O signatário vivo do tratado, Mikhail Gorbachev, hoje com 87 anos, reagiu com dureza à intenção de Trump de acabar com o INF, classifica­ndo como “tacanha” a mente de quem cogita seu fim. “Não se deve romper de modo algum os acordos de desarmamen­to. É difícil compreende­r que a rejeição a estes acordos significa falta de sabedoria? É um erro”, declarou Gorbachev.

Sergei Ryabkov, vice-ministro das Relações Exteriores da Rússia, afirmou que uma retirada unilateral dos Estados Unidos do INF seria “muito perigosa”. O dirigente russo disse ainda que, caso os americanos abandonem mesmo o tratado, não restará alternativ­a à Rússia a não ser retaliar com “medidas de natureza técnico-militar”. “Mas preferimos que as coisas não atinjam este ponto”, disse o vice-ministro.

O chanceler alemão, Heiko Maas, classifico­u como “desastrosa” a intenção de Donald Trump de abandonar o INF. “Nós rogamos aos Estados Unidos que considerem as possíveis consequênc­ias (da saída

do país do INF).

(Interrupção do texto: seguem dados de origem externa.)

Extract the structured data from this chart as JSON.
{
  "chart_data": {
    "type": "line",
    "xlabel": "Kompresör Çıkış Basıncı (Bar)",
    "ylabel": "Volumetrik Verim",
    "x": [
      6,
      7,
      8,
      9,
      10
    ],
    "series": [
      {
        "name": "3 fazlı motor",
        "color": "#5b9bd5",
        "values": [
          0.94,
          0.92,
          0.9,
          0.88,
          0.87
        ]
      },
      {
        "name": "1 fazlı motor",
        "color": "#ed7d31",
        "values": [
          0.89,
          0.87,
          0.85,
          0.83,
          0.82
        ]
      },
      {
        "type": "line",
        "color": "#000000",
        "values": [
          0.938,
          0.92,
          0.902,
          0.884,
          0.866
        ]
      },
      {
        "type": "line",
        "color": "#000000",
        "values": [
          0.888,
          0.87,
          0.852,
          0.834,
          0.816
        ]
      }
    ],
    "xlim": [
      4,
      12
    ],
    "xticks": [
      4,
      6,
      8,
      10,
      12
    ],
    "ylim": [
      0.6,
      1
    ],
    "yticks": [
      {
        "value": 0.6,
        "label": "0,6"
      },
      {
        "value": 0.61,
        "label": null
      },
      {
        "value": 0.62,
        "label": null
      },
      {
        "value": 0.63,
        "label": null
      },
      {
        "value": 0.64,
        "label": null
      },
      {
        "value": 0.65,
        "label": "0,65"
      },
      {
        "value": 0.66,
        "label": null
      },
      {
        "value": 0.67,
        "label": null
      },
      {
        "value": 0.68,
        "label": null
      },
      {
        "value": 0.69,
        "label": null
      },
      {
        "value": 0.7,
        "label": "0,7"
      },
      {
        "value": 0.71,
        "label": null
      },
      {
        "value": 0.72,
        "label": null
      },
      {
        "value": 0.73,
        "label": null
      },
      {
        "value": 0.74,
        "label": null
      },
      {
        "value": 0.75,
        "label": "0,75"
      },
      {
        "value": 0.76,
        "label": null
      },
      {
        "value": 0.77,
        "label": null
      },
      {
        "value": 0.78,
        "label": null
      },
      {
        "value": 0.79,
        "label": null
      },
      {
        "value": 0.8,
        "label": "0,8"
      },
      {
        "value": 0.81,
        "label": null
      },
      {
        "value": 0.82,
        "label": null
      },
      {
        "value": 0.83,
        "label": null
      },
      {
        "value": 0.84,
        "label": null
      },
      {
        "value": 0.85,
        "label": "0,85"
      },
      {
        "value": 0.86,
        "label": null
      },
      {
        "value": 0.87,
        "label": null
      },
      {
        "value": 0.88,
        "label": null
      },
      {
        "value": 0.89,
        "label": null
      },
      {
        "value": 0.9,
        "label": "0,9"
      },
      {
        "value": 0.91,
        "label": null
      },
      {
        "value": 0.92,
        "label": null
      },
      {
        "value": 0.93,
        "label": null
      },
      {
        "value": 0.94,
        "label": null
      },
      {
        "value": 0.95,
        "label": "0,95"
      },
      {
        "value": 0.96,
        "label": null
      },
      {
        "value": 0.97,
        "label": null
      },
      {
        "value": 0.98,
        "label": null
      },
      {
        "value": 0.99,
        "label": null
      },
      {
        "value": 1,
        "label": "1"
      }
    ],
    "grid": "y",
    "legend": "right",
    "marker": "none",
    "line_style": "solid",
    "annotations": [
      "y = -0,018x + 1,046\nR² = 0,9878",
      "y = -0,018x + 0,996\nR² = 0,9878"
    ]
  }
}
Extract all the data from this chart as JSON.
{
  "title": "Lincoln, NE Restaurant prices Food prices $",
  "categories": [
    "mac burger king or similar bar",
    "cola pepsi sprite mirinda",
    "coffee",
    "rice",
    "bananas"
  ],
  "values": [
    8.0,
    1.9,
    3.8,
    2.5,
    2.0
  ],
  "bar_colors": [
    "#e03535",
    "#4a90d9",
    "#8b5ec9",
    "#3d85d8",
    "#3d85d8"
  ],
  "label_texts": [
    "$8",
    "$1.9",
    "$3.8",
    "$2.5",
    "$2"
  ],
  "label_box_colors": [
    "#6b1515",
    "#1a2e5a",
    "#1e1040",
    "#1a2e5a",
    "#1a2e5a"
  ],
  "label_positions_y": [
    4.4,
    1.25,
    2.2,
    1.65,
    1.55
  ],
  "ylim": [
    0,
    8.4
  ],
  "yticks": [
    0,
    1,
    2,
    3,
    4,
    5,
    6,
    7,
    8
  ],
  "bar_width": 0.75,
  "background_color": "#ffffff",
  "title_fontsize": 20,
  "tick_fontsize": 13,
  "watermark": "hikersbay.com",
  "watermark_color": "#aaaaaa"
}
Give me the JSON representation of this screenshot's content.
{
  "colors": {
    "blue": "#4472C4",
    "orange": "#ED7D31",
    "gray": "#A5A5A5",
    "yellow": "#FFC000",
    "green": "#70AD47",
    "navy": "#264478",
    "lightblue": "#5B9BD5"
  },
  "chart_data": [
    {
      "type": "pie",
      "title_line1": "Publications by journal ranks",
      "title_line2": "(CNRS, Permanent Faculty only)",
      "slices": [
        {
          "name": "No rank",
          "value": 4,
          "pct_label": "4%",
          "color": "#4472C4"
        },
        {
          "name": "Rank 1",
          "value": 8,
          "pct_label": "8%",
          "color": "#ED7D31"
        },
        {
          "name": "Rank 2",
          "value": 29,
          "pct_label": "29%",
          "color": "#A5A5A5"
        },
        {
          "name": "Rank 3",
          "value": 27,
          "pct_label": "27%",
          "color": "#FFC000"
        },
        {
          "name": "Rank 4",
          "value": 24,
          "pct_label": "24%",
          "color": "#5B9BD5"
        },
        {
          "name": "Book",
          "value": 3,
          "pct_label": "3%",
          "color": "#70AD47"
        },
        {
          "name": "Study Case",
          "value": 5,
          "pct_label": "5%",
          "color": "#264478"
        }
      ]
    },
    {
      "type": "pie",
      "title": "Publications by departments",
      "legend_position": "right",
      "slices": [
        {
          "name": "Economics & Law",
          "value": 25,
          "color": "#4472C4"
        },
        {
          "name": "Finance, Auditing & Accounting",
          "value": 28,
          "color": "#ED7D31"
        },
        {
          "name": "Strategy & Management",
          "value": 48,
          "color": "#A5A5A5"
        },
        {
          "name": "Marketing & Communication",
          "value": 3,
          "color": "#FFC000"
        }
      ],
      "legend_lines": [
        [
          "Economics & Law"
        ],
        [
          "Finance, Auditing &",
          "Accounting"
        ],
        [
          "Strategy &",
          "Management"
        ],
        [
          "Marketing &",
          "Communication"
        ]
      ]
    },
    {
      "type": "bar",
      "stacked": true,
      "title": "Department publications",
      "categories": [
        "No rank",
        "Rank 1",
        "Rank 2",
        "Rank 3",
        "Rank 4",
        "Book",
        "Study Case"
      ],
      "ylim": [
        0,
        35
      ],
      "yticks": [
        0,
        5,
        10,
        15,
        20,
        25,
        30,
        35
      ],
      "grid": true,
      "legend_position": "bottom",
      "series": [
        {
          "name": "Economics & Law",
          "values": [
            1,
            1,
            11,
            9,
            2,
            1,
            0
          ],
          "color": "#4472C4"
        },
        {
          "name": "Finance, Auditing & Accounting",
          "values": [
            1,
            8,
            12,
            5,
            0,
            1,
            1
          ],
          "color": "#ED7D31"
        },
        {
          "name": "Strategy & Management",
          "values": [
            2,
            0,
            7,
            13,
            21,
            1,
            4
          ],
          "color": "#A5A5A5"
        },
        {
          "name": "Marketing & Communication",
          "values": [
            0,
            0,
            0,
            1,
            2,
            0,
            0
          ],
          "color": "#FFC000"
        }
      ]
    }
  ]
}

O Tratado de Forças Nucleares de Alcance Intermediá­rio é o pilar da arquitetur­a de segurança da Europa”, disse Maas por meio de uma nota oficial.

O governo dos Estados Unidos acusa a Rússia de descumprir sistematic­amente os termos do INF. Donald Trump chegou a afirmar estar surpreso que seu antecessor, Barack Obama, não tenha “renegociad­o ou saído” do tratado há mais tempo. No entanto, não há evidências de que, de fato, os russos estejam aumentando seu arsenal nuclear com mísseis de médio alcance. E ainda que estivessem, há outros meios de pressionar ou mesmo retaliar o descumprim­ento do tratado bem menos graves do que sua retirada.

Desde sua posse, em 20 de janeiro de 2017, Trump vem pautando a política externa dos Estados Unidos pelo isolacioni­smo, com pouca ou nenhuma preocupaçã­o com as consequênc­ias globais de suas decisões. Sob seu governo, os Estados Unidos já se retiraram de importante­s acordos internacio­nais, como o Acordo de Paris, sobre mudanças climáticas, o acordo nuclear com o Irã (JCPOA, sigla em inglês para Plano de Ação Conjunto Global) e a Parceria Transpacíf­ica, estabeleci­da com outros 11 países da região do Pacífico. São preocupant­es também as manifestaç­ões de desapreço de Donald Trump pela Organizaçã­o do Tratado do Atlântico Norte (Otan).

Porém, nada até o momento parece ser tão grave quanto a saída dos Estados Unidos do INF e, consequent­emente, a retomada de uma corrida armamentis­ta no momento em que líderes mundiais se veem premidos diante de grandes desafios econômicos, ambientais e humanitári­os.

Evidente que se deve esperar que Trump leve em consideraç­ão os interesses de seu país em primeiro lugar. Não foi por acaso que o lema America First teve grande apelo na eleição que o levou à Casa Branca. Mas “defender” seu país com irresponsa­bilidade pode trazer consequênc­ias opostas às que se pretende.